Terry Gilliam (The Fisher King | 12 Monkeys)
1991 | The Fisher King
Gilliam's Intolerable Cruelty. I've seen this movie-type a million times: a free spirit teaches the down-and-out main character how to love himself again so that he's able to love others. Also in there: boy meets girls, boy loses girl, boy gets girl back. Yawn. Just wake me up when the Red Knight is on screen. (Even my wife, a connoisseur of romance novels, hates this movie).
Rather than complain about the awful script, I'll list what I did like about the movie. I thought Mercedes Ruehl was excellent in her role as The Dude's long-suffering girlfriend. Maybe she was just playing a stereotype -- I've never been to NYC -- but she seemed to have completely inhabited her character down to the tap-tap-tapping of too-long fingernails. The aforementioned Red Knight was pure Gilliam medieval fun. Despite having Robin Williams play the insane character, Gilliam seems to have miraculously reined him in for the most part. The transvestite homeless cabaret singer was hilarious.

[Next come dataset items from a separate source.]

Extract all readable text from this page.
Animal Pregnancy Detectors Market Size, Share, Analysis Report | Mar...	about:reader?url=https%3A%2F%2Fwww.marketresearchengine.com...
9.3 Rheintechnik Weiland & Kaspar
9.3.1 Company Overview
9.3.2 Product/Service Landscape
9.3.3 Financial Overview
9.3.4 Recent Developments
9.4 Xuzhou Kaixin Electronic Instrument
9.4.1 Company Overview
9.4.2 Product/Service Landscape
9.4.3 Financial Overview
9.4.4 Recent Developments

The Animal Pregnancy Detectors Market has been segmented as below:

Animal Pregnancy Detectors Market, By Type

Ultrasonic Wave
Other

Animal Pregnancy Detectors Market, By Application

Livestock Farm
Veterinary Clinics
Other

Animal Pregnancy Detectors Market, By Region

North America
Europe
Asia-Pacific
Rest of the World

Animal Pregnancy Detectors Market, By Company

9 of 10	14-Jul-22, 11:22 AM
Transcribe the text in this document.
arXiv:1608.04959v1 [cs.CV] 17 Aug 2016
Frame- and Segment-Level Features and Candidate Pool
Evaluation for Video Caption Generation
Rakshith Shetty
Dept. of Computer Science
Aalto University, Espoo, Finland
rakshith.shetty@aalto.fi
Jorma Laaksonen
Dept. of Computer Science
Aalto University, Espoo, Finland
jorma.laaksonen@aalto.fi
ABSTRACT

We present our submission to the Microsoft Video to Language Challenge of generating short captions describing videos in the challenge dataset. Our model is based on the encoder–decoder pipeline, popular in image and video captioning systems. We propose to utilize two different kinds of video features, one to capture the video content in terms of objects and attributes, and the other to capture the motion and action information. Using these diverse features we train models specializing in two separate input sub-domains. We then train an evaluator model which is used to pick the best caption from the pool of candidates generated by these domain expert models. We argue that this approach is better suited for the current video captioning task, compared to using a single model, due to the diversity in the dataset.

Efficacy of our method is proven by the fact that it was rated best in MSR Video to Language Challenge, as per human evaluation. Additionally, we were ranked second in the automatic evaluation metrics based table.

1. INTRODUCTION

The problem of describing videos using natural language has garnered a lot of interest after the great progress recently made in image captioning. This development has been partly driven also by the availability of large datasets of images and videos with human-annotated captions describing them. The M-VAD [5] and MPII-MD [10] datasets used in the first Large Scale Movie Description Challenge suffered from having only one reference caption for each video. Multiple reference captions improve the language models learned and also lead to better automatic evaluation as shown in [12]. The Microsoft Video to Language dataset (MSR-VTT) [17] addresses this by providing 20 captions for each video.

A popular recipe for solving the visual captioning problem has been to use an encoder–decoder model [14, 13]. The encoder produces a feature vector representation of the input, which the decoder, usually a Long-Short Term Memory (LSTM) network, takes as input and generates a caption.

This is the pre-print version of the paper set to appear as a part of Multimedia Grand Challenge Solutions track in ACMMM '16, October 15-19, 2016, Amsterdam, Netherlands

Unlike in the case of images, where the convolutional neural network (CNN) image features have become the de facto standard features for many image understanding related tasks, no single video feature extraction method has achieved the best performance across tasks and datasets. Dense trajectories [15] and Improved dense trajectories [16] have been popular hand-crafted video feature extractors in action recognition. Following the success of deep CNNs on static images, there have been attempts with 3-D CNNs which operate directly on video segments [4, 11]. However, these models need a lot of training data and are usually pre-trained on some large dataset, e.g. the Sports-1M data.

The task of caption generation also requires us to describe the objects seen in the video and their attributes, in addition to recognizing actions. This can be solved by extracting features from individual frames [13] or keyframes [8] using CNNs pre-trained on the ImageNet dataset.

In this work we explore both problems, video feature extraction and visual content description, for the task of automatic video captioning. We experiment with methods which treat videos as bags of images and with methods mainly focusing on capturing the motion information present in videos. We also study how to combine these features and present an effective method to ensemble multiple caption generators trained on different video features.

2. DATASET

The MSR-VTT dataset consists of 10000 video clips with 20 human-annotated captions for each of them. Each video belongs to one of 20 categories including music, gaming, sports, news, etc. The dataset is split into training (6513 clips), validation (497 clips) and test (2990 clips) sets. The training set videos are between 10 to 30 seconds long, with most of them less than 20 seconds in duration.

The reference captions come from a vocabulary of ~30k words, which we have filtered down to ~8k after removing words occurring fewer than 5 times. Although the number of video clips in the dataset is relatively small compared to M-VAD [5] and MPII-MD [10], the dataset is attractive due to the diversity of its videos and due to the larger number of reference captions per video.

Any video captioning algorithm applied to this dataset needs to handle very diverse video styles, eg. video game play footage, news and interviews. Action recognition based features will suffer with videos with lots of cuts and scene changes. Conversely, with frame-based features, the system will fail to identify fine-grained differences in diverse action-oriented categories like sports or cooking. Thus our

I suppose this was a necessary step in Gilliam's career. After the disaster that was Baron, Gilliam needed to prove that he could make a successful movie under budget. He accomplished just that: The Fisher King was a moderate success at the time and generated a profit. Considering the two films that followed this one, I can't really complain. (5/10)
Watched: NTSC DVD released by TriStar/Sony in 1998. Video has compression artifacts visible all over the place dancing in sometimes interesting patterns, but -- given that the disc is a decade old and came out at the dawn of the DVD era -- this isn't a surprise.
1995 | 12 Monkeys
I can't seem to decide if there's anything to 12 Monkeys. Is it hard sci-fi, or just a neat time travel/apocalyptic movie? Do Gilliam and the writers have anything to say here?
There's an attempt at a subplot in the middle of the film that suggests Cole may be imagining his travels through time, but I don't think this has anything to do with the main thrust of the film. It's hard to imagine we're supposed to seriously consider this idea, really. There just isn't enough ambiguity built into the script for it to really go in such a Dickian direction. Cole disappears from his restraints and a locked room in the insane asylum. He gets a WWI bullet lodged in his leg. He correctly remembers that the boy trapped in the well was a hoax. None of these things can be written off on his mental condition by the viewer.
However, the insanity subplot does allow the film to play with the idea of the malleability of memory. Cole's dream of the shooting in the airport -- which is actually a memory from childhood -- constantly changes throughout the movie. His mind -- as all our minds do -- edits his own memory based on the new information he's gathered to that point. Towards the end of the movie, he has such a strong desire for 1996 to be the present that he relegates his memories of his life in the future to delusions. In an -- probably not unintentional -- ironic twist, the scientists in the future choose Cole for his excellent memory.
Perhaps this is set up to contrast with the reality presented in the film. As Philip K. Dick once said, "reality is that which, when you stop believing in it, doesn't go away." No matter what Cole talks himself into believing and no matter what he does, fate continues to march him towards his end. Fate, like film itself, unwinds inexorably to its conclusion. Though our expectation for this type of movie is that the hero will figure out a way to save the day, this cannot be no matter how much Cole or the viewers want it. The day was already lost decades ago; the future is the preset and Cole is simply playing his part in history.
Whether all of this qualifies as serious, hard sci-fi or not, I enjoy the movie a great deal. Anything involving time travel, a super-virus wiping out most of the population and insanity is not going to have to do much more to get on my "great flicks" list. (8/10)
Watched: NTSC DVD released by Universal in 2005. Excellent picture and sound.